Figure Out Your Nanny Tax

Ask any employed mother what she needs or values most, and chances are she'll say "good, affordable child care." If you are lucky enough to have found a baby-sitter or nanny who is terrific with your children and whose paycheck doesn't wreck your budget, you may think you're home free.

Not quite. The Internal Revenue Service wants its share of your nanny's paycheck, and the rules are tricky. The consequences for ignoring the nanny tax are stiff penalties and interest -- or worse. Remember Zoe Baird, who lost her chance to be attorney general because she neglected to pay payroll taxes for her household help?

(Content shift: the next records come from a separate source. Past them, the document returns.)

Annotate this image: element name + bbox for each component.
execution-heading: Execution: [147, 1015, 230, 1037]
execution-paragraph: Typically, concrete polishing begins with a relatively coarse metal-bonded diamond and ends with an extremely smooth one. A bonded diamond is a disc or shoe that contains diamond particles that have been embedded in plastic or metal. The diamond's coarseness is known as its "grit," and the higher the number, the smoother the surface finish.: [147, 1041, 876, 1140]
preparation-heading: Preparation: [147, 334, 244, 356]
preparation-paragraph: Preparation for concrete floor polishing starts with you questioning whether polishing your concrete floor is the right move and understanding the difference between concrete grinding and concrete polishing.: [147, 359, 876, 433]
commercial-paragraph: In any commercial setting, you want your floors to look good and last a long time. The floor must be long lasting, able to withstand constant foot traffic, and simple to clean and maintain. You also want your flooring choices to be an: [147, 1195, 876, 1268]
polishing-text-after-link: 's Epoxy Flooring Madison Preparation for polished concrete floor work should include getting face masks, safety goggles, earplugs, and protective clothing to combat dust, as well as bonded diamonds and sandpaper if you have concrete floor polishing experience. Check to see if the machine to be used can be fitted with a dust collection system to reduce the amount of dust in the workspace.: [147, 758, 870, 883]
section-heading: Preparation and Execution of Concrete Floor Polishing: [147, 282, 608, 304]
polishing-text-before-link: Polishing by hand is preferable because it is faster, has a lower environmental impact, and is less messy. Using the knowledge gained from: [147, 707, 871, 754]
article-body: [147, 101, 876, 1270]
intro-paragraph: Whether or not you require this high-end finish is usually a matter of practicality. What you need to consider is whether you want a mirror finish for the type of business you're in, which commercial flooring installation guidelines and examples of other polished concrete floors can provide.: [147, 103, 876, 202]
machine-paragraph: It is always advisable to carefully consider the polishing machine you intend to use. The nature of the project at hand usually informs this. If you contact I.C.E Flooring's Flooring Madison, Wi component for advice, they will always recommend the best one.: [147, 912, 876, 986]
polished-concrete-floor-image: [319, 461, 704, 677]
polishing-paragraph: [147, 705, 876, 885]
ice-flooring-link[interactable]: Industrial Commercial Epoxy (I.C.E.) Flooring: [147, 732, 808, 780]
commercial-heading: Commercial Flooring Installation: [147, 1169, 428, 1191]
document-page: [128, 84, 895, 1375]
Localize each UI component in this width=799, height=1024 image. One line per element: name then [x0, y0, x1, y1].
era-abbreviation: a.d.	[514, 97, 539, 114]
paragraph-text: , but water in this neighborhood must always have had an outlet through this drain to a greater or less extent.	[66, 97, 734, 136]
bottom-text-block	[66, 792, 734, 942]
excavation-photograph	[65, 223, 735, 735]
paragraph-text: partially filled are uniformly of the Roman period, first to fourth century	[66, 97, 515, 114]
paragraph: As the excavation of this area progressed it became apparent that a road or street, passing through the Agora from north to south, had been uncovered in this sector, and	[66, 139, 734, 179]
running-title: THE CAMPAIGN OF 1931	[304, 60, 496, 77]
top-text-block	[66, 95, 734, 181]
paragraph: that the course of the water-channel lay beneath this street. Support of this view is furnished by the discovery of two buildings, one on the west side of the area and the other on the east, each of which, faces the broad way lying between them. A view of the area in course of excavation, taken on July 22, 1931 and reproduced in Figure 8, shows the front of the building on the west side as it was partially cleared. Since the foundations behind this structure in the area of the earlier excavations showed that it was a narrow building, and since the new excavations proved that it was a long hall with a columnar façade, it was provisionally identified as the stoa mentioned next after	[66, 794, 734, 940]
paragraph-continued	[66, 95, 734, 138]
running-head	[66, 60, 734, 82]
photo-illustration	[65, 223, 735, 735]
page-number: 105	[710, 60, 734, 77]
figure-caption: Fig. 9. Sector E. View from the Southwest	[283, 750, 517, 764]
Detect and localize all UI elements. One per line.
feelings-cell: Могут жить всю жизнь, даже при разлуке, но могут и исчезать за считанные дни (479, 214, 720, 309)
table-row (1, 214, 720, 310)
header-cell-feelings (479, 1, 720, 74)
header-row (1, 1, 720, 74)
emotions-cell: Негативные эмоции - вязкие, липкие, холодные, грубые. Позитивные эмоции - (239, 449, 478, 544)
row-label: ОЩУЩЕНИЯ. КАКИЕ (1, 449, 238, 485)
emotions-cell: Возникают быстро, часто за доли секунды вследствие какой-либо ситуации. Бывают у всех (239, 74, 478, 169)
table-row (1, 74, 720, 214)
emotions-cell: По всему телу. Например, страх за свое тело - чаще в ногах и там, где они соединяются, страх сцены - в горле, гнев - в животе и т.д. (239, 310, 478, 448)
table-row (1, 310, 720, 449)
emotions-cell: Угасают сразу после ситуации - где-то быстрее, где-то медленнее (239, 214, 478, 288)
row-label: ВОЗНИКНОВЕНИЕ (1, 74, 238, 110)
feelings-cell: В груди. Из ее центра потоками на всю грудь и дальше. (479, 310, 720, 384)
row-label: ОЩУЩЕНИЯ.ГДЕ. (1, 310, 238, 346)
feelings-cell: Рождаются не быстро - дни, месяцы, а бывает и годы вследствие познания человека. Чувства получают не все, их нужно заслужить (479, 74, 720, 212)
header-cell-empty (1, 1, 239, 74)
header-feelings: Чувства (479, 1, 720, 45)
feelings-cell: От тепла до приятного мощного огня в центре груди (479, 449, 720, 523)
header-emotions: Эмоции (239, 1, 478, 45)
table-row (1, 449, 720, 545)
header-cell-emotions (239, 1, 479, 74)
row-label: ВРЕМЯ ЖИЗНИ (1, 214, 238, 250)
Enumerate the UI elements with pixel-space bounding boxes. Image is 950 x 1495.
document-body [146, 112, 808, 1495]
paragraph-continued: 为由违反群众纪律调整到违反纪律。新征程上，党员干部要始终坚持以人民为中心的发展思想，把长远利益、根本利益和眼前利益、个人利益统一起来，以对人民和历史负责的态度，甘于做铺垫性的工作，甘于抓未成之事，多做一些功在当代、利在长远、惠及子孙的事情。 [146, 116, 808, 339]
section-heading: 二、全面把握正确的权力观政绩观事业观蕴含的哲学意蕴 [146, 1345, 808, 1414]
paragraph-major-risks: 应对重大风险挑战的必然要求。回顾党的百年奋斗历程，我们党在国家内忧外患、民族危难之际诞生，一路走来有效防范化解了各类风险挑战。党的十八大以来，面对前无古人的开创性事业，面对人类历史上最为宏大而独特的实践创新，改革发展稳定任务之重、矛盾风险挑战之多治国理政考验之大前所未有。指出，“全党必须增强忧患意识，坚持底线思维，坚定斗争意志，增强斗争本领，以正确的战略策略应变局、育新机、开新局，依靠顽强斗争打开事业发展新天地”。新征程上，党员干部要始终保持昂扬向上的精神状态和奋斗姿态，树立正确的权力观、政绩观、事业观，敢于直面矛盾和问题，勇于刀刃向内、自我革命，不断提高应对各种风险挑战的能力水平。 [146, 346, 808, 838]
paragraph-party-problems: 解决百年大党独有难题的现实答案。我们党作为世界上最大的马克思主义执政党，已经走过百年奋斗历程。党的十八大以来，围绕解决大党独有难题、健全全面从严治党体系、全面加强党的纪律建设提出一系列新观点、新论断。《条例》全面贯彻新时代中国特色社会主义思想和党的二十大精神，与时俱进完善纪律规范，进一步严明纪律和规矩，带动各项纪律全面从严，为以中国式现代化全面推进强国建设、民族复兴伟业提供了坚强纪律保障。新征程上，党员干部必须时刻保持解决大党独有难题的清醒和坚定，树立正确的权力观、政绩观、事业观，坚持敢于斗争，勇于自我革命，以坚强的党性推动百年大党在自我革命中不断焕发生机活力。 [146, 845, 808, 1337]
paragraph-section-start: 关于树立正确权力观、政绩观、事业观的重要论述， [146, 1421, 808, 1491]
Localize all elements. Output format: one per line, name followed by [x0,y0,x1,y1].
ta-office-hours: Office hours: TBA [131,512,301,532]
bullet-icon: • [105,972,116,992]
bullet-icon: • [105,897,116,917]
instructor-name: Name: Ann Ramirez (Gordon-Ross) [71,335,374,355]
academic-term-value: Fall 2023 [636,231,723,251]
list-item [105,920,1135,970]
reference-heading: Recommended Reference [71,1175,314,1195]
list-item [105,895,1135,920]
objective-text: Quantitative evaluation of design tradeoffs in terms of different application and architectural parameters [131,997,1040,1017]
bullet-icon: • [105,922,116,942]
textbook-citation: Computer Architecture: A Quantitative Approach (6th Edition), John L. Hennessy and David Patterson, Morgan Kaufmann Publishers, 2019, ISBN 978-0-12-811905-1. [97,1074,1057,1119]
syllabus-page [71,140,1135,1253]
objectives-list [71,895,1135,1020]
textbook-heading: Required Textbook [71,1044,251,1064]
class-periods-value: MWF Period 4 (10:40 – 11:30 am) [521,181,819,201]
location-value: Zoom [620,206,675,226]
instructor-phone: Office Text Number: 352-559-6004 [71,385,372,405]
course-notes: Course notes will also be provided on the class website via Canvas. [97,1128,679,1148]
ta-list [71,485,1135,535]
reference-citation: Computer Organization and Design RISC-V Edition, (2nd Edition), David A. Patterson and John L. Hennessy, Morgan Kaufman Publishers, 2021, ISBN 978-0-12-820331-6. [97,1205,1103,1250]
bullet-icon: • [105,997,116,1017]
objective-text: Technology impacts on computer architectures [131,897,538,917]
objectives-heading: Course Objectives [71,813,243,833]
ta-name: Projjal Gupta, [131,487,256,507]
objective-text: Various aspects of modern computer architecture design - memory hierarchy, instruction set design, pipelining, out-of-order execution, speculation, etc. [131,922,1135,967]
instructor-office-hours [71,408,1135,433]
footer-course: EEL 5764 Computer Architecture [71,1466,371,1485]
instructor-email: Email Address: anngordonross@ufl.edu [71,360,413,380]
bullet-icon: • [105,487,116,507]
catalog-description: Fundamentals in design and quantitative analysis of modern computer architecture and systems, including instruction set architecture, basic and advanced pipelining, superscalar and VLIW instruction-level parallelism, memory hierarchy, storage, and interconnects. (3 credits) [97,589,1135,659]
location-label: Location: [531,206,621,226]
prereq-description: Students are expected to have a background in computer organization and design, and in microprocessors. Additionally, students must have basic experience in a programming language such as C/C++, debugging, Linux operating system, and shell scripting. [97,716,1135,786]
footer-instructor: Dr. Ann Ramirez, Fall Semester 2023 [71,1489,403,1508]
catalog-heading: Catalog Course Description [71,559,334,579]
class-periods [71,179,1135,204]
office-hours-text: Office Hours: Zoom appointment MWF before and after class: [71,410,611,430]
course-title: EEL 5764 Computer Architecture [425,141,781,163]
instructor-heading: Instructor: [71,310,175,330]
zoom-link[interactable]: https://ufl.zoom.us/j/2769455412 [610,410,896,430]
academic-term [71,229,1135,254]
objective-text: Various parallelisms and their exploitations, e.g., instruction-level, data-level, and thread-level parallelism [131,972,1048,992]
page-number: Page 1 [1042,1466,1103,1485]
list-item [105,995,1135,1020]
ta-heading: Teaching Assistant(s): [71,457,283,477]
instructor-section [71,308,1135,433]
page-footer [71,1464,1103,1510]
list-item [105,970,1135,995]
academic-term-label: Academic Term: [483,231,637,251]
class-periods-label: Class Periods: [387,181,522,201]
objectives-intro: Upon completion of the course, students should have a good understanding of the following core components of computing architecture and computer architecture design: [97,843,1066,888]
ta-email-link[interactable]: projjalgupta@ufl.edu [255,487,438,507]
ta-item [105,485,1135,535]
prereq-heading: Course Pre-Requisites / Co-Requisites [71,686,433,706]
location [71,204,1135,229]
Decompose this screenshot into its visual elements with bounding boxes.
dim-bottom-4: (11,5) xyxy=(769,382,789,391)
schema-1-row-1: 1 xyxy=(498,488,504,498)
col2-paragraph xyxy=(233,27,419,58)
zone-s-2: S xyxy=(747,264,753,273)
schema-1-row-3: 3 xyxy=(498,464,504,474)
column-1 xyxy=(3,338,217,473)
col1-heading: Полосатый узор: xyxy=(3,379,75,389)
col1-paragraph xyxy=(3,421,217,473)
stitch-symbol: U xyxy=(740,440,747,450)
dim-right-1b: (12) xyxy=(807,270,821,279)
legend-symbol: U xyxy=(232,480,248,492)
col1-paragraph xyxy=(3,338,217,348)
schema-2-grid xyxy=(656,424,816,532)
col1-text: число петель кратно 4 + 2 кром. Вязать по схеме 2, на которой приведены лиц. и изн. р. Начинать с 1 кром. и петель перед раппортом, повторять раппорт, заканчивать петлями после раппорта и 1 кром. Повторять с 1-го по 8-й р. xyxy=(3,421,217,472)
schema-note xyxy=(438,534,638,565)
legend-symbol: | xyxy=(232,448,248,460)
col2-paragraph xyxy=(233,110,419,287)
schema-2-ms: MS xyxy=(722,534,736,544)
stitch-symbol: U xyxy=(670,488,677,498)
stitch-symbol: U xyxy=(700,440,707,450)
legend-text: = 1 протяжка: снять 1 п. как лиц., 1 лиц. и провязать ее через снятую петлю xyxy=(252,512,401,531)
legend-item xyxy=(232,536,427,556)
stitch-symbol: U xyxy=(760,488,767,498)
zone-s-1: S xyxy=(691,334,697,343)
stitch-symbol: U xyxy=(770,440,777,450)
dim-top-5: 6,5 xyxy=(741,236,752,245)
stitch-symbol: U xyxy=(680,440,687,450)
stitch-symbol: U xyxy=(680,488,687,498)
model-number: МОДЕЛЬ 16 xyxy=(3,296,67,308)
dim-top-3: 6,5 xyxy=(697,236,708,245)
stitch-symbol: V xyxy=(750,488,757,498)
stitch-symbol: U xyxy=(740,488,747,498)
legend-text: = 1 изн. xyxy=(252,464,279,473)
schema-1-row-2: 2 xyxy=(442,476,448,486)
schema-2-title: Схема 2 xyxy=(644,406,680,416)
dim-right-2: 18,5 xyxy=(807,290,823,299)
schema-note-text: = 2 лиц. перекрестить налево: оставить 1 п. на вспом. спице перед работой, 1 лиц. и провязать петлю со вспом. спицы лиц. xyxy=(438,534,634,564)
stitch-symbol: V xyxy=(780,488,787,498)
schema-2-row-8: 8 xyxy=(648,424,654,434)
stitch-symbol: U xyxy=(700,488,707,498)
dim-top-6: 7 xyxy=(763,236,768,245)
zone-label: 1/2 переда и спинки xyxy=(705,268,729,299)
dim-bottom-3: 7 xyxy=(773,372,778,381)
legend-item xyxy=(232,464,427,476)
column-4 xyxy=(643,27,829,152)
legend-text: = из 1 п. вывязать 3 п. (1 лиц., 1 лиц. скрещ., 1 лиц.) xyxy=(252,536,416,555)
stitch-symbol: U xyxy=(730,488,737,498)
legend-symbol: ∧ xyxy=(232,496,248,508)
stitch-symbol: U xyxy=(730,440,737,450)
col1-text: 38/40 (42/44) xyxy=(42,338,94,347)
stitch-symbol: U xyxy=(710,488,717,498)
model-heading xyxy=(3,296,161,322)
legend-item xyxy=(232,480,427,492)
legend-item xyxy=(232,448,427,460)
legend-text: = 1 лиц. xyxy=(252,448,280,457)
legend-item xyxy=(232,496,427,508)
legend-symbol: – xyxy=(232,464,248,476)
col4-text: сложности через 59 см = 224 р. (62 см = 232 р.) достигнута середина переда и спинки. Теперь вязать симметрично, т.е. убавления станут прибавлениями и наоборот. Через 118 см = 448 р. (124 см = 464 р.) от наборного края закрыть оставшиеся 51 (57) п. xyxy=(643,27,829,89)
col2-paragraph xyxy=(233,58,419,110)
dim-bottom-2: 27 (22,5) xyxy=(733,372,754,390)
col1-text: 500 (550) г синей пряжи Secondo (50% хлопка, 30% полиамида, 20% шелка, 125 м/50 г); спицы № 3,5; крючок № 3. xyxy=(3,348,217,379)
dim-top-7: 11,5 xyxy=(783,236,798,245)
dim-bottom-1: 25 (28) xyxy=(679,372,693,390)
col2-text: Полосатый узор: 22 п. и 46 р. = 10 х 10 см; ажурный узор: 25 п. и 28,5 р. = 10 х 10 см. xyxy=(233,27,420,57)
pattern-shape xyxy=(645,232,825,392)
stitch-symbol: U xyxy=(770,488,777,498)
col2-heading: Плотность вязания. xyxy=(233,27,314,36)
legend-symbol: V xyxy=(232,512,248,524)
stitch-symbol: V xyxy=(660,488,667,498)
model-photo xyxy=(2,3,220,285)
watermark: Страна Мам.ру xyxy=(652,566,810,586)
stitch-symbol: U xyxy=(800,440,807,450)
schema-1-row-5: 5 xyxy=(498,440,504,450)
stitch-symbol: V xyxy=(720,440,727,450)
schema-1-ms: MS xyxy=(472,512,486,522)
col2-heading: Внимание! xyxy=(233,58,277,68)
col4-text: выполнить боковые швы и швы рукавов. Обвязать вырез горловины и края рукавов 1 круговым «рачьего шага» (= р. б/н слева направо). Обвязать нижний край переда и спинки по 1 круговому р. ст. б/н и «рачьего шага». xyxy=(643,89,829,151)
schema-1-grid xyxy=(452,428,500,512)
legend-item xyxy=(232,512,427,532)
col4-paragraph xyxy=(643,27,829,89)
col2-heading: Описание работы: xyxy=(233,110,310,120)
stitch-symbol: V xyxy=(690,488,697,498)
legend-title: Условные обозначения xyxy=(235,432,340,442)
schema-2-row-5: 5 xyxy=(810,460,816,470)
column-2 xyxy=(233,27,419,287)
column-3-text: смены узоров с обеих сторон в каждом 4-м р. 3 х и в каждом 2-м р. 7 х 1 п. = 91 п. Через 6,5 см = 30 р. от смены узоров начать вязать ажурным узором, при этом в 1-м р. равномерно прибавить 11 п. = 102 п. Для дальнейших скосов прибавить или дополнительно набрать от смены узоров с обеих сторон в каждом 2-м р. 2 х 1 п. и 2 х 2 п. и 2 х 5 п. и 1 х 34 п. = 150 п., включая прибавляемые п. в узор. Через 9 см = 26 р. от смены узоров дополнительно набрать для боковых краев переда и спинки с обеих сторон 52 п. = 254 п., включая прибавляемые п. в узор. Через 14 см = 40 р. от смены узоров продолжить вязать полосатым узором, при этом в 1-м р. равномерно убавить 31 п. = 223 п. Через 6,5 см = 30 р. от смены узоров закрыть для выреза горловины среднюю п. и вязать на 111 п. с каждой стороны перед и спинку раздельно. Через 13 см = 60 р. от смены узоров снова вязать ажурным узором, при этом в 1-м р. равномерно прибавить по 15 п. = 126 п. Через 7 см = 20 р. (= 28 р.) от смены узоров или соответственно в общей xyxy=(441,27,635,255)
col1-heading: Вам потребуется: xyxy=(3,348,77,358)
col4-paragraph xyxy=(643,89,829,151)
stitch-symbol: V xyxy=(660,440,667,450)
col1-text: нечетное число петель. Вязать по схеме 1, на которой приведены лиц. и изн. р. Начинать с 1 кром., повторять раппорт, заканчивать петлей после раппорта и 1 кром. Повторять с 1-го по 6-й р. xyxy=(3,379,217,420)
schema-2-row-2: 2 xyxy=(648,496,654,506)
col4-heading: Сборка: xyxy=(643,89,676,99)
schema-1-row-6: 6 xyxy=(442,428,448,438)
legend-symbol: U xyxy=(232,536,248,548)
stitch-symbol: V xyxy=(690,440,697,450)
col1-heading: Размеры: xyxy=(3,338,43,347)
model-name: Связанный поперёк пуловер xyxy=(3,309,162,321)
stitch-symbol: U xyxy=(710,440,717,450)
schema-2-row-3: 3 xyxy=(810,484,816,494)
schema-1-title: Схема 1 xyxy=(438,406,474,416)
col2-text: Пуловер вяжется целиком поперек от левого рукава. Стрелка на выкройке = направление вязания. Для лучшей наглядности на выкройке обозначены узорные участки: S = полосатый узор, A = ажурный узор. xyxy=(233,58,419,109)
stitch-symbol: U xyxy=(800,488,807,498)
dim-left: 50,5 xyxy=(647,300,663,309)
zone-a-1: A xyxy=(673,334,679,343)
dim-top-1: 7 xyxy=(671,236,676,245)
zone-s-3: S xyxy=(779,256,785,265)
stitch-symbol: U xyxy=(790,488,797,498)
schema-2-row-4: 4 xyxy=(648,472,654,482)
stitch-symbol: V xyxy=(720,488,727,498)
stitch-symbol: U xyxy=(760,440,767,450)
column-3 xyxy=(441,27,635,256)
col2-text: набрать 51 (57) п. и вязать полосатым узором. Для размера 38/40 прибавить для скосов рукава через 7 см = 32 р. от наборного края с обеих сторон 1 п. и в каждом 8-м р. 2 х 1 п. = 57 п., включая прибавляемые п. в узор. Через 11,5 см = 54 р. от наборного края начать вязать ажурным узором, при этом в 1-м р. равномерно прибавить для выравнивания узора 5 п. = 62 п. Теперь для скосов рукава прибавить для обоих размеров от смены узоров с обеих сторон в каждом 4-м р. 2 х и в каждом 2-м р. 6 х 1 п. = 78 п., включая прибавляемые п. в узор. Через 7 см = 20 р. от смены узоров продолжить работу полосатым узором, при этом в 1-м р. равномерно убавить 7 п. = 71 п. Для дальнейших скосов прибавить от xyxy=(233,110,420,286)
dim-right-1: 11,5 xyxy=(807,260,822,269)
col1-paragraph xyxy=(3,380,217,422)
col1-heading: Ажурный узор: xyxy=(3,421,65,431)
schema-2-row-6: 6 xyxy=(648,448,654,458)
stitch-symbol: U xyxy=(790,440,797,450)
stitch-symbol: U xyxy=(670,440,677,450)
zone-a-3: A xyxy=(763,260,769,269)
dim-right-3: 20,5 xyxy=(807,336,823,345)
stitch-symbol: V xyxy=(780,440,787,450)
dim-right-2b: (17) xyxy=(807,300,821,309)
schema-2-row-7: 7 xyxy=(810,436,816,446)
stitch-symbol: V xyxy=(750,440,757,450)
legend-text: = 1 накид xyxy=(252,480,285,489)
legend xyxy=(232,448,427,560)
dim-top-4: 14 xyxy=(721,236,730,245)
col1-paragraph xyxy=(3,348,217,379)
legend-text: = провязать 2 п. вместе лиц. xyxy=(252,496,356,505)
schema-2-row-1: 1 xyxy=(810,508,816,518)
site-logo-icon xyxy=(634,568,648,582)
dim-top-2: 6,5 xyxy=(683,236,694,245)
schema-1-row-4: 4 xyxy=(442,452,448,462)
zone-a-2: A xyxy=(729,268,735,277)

The first thing you have to ask yourself is, "Do I have a household employee?" If you hired someone to work in your home and you can control what work is done and how it is done, you have a household employee. In general, a baby-sitter who takes care of your children in her own home is not your employee; a lawn-care worker who brings her own tools and controls how she cuts your grass is not your employee; a baby-sitter or nanny who works at your home and follows your instructions is an employee. It doesn't matter if your nanny is part-time or full-time, if you hired her on your own or through an agency, or if you pay her hourly or on salary. It's a matter of who controls the work, and it's probably you.

If you have a household employee, you have to make sure she can legally work in the U.S. You both must complete the Immigration and Naturalization Service Form I-9 no later than the first day of work. Keep the completed INS form with your records in case a government official asks to see it.